One of the things I have been wanting to ask you is this: right from the start you spoke the truth, you offered the police information, truthful information, about that day that need not have been told. In its acquittal of Mahmood Faroqui, the court rejected his defence that nothing had happened that day for various reasons. But at the same time, the court used information that they had access to because it was information you gave, information that was truthful and that was more than you needed to say, and this very information was used to make conclusions that went against you. I want to go to the deeper question of truth telling. It can’t have been easy for you to tell the police what you did, did you at any time think it may turn against you? Why were you so truthful? Is this a question that has troubled you since? I mean many women would have instinctively filtered out this kind of information, but you did not.

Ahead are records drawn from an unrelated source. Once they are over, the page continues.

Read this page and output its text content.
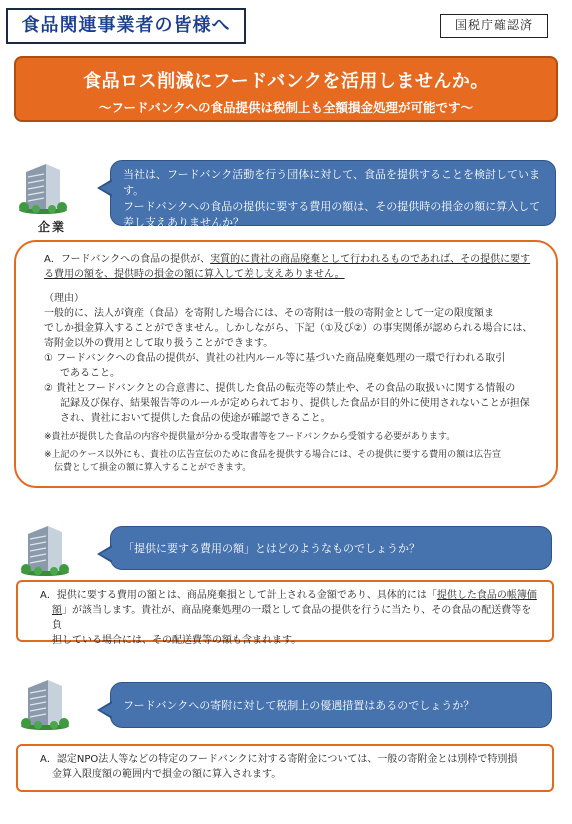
食品関連事業者の皆様へ	国税庁確認済
食品ロス削減にフードバンクを活用しませんか。
～フードバンクへの食品提供は税制上も全額損金処理が可能です～
企業
当社は、フードバンク活動を行う団体に対して、食品を提供することを検討しています。
フードバンクへの食品の提供に要する費用の額は、その提供時の損金の額に算入して
差し支えありませんか？
A．フードバンクへの食品の提供が、実質的に貴社の商品廃棄として行われるものであれば、その提供に要す
る費用の額を、提供時の損金の額に算入して差し支えありません。
（理由）
一般的に、法人が資産（食品）を寄附した場合には、その寄附は一般の寄附金として一定の限度額ま
でしか損金算入することができません。しかしながら、下記（①及び②）の事実関係が認められる場合には、
寄附金以外の費用として取り扱うことができます。
① フードバンクへの食品の提供が、貴社の社内ルール等に基づいた商品廃棄処理の一環で行われる取引
であること。
② 貴社とフードバンクとの合意書に、提供した食品の転売等の禁止や、その食品の取扱いに関する情報の
記録及び保存、結果報告等のルールが定められており、提供した食品が目的外に使用されないことが担保
され、貴社において提供した食品の使途が確認できること。
※貴社が提供した食品の内容や提供量が分かる受取書等をフードバンクから受領する必要があります。
※上記のケース以外にも、貴社の広告宣伝のために食品を提供する場合には、その提供に要する費用の額は広告宣
伝費として損金の額に算入することができます。
「提供に要する費用の額」とはどのようなものでしょうか？
A．提供に要する費用の額とは、商品廃棄損として計上される金額であり、具体的には「提供した食品の帳簿価
額」が該当します。貴社が、商品廃棄処理の一環として食品の提供を行うに当たり、その食品の配送費等を負
担している場合には、その配送費等の額も含まれます。
フードバンクへの寄附に対して税制上の優遇措置はあるのでしょうか？
A．認定NPO法人等などの特定のフードバンクに対する寄附金については、一般の寄附金とは別枠で特別損
金算入限度額の範囲内で損金の額に算入されます。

Yes, some of the things I said that happened that night were used against me, but I do not regret telling the truth. What I mourn for is India’s judicial system which has callously thrown women’s bodily autonomy into the fire with its acquittal of Mahmood Farooqui. Of course, I feel let down that the court used information that I had disclosed against me, to undermine my statement, disbelieve my refusal. Clearly the court lacks the ability to grapple with the truth, the whole truth about being raped by a “friend”. The message the Court has sent out not only to me, but to all women is that the lived experience of rape by a man known to them cannot fit into their imagination of rape. This is not only tragic but ironic. It is striking that the narrative often spun around rape cases is that women lie and exaggerate. It is shameful.

Yes, it was incredibly difficult to tell the police, and the Court but I knew what had happened wasn’t consensual. I knew it wasn’t my fault. I also narrated to the police and the Court that I repeatedly said no to Mahmood Farooqui’s advances, but somehow that was omitted in the High Court judgment. I had no reason to lie or omit anything, because I had never consented to any type of sexual relations with him. He, against my protestations, had crossed a boundary that I had firmly articulated. I will in no way own the violations of this man or the misogynistic judicial opinion which acquitted him.

You must have thought a great deal about choosing to go to the law, I know you have worried about how this case may negatively impact Indian women – you said that on the phone. I am wondering if you can speak about how, in light of what is happening across the world, the #metoo revelations, the Weinstein thing and so on, do you now feel about the path you took.

I go back and forth on this daily. It’s difficult to not feel like my case may have hurt other women. Had I known that such a troubling and absurd judgement (the “feeble no”) was even possible, I may have been deterred from taking the judicial route. Then again, I may not have. I don’t know. At that time, I was focused on survival. I was focused on my own healing. I wanted justice. Although the #metoo movement has helped many women begin a conversation about sexual violence and harassment, the circumstances surrounding my case were historically and emotionally different. I still want to believe in the Indian judicial system and I think it was the best route for me to take in order to regain my sense of self. At this point though all I can do is look forward and keep fighting against the High Court’s judgement, keep rallying around and listening to other survivors, and continuing to speak out so that maybe my voice will help other women raise their own.